There have been lots of criticisms of this idea, some of them rather sophisticated and pointed, admittedly. All too often, though, especially when voiced by partisan leftists, such critique devolves into "tax cuts for the rich," "Republicans looking out for their fellow fat cats," etc. And also, liberals have claimed that these policies don't work, that they only benefit the wealthy and end up causing economic slumps down the road.

What actually happens when these "unfair" tax cuts go into effect? Let's look at one of the more famous extended examples of this working, those terrible "Roaring Twenties" of the Coolidge presidency.

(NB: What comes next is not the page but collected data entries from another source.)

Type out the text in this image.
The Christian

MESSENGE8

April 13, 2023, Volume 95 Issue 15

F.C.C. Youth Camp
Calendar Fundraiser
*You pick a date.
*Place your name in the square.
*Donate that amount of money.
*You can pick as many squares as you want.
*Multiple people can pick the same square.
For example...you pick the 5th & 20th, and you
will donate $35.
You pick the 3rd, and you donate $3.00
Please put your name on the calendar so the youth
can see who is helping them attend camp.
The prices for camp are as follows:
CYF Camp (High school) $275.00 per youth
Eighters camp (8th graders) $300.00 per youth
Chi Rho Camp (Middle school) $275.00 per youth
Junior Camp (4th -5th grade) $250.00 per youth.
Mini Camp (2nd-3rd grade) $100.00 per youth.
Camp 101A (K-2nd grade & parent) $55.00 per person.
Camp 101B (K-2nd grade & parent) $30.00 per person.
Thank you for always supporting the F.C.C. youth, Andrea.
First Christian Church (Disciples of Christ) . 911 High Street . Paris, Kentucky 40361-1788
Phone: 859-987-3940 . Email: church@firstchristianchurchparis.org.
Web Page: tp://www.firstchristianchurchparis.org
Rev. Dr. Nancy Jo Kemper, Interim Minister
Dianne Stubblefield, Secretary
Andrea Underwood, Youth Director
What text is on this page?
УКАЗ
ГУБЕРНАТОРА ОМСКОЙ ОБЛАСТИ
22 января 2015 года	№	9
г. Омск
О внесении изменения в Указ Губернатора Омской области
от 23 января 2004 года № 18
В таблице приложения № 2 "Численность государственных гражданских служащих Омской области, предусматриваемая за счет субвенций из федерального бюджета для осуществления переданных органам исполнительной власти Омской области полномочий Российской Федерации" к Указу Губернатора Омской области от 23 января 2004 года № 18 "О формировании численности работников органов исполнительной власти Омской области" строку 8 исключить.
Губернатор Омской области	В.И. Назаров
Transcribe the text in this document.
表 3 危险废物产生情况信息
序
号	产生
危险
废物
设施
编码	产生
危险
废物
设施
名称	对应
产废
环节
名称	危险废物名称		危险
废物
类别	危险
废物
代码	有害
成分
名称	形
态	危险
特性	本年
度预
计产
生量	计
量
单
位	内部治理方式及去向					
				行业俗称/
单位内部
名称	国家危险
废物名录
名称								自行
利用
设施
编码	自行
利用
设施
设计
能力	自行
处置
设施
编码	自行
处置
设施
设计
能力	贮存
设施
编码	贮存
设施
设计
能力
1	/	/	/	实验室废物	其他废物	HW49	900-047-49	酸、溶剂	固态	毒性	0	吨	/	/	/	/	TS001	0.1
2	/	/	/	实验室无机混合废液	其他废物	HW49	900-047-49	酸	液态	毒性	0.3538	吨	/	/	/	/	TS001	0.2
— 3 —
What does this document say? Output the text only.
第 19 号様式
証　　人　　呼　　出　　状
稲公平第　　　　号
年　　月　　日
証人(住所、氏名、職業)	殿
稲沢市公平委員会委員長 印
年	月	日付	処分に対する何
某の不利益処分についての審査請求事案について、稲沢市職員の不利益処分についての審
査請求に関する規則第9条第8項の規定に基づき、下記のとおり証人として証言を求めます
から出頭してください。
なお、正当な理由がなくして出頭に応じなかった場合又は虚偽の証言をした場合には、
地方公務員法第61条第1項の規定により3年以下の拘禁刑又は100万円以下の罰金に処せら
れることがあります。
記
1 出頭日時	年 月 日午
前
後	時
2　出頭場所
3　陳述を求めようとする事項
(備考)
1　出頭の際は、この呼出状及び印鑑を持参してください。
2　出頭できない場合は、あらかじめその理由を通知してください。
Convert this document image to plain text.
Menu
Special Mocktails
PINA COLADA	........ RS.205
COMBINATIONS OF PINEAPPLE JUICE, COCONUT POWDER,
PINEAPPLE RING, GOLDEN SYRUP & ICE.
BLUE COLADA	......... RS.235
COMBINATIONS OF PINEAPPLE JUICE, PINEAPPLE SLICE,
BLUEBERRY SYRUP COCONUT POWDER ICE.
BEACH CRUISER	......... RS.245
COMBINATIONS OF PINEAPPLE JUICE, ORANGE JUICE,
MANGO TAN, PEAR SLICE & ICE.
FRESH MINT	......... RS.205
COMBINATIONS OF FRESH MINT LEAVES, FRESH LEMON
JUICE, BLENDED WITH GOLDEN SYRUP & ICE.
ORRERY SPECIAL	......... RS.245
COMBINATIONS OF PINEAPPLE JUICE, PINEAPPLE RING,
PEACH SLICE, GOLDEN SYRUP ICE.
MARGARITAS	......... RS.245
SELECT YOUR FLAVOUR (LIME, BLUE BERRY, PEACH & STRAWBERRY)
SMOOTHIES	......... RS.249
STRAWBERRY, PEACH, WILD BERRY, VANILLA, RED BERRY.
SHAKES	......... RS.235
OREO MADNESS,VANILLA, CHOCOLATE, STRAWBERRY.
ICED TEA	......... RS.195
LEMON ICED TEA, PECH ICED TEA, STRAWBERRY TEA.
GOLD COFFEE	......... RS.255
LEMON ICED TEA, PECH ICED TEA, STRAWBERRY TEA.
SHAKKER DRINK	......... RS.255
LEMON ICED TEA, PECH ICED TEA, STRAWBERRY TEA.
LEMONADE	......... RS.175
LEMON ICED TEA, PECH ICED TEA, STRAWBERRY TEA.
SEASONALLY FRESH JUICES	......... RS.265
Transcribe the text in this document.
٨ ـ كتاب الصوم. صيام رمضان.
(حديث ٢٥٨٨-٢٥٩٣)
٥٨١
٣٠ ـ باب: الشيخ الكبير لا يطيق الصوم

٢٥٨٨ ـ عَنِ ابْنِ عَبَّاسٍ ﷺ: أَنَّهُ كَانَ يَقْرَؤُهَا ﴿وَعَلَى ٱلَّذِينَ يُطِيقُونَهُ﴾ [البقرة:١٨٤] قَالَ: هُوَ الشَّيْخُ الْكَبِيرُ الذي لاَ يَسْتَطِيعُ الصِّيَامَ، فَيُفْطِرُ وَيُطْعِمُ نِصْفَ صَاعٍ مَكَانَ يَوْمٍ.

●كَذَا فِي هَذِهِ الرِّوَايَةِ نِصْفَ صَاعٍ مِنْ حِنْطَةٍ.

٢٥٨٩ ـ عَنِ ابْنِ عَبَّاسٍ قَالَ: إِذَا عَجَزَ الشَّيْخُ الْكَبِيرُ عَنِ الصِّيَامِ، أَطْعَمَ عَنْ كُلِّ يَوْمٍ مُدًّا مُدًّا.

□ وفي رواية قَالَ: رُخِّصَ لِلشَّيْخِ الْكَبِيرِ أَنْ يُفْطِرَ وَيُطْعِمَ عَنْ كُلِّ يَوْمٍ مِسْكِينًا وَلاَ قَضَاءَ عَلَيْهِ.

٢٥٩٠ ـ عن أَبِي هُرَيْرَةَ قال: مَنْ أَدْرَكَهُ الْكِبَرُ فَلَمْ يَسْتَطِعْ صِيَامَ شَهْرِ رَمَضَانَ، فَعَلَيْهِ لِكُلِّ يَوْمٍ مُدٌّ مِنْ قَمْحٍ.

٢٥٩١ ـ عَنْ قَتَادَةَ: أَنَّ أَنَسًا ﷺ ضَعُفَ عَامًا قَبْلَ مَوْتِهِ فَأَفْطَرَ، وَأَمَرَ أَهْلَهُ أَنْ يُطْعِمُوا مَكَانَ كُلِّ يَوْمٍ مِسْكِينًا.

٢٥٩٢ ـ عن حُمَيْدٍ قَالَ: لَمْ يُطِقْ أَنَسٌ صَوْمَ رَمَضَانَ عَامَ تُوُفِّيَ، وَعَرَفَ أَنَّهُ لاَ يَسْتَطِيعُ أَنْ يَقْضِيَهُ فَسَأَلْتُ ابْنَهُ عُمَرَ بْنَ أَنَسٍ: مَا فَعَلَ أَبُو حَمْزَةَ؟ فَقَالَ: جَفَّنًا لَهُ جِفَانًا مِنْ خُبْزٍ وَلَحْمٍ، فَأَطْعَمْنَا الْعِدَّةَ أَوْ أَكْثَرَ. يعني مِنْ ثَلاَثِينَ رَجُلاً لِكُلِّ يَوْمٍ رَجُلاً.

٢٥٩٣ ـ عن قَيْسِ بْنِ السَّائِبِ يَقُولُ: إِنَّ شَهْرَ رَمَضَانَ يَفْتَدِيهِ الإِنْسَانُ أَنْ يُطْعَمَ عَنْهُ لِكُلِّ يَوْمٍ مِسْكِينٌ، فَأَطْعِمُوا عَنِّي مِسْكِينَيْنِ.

After a nasty recession in the early '20s, Harding and then Coolidge pushed through, over intense opposition from progressives in Congress, a drastic tax cut. Top rates went down to 25 percent, lower than they have been at any point since. What happened? Well, if you're even passably familiar with 20th-century America, you probably know there wasn't a sudden economic collapse, a bankrupt government, a disintegration of law and order, etc. U.S. GDP grew by 59 percent between 1921 and 1929, and even more importantly, during this same period, annual tax revenue over the same period grew from about $300 billion per year to $700 billion per year.

But the other feature of these 1920s tax cuts is especially worth dwelling on. So top earners, i.e. the rich, saw the greatest reduction in tax rates. That means the rich bore less of the total tax burden under Republicans Harding and Coolidge, right? Well, actually, no. Statistics show that when the first of the 1920s' Revenue Acts was passed, those making over $100,000 paid about one-third of all taxes per year. By decade's end, after all the tax cuts had taken effect, said group paid two-thirds of the total burden. Conversely, while those making over $100,000 saw their average income increase by a healthy 15 percent, those earning between $10,000 and $100,000 saw a whopping 84 percent growth in income. In other words, the farther down the economic ladder one was, the better deal one got from these "tax cuts for the rich." It might be noted further that minorities weren't excluded from this good fortune; black Americans saw a rapid improvement in their standard of living over the decade, until by 1930 their unemployment rate was slightly below that of whites.

Since I mentioned "Reaganomics" as one of the derogatory terms used by critics of supply-side policies, it bears mentioning how things went when similar policies were tried in the '80s. Reagan began his administration with across-the-board tax cuts, provoking the inevitable caterwauling from liberals; once more, the government did not fall apart, but saw a doubling in annual income tax revenue over the course of the '80s. Moreover, the top 1 percent's share of the tax burden rose by 40 percent, despite having their income tax rates lowered from 70 to 28 percent, while the bottom 60 percent saw a 20 percent drop in its share. As in the '20s, there was remarkable growth among the lower and middle classes, with particular expansion among middle-class and small business-owning African-Americans.

That these periods of prosperity were followed by economic downturns in the '30s and early '90s should be taken into account, of course. But by the same token, we cannot and should not ignore the very real economic improvements up and down the ladder that took place after the implementation of supply-side policies. They made a positive difference in America.

But if liberal mockers of supply-side really want a target to unload on, I can give them one just as good as Reagan. Namely, a President who cut the tax rate for top earners from 91 to 70 percent, proportionally a far greater cut than, say, G.W. Bush undertook; a man who argued high taxes caused low revenue and defended tax cuts on capital gains as a means of "obtaining capital and thereby the strength and potential for growth in the economy." His name was John F. Kennedy.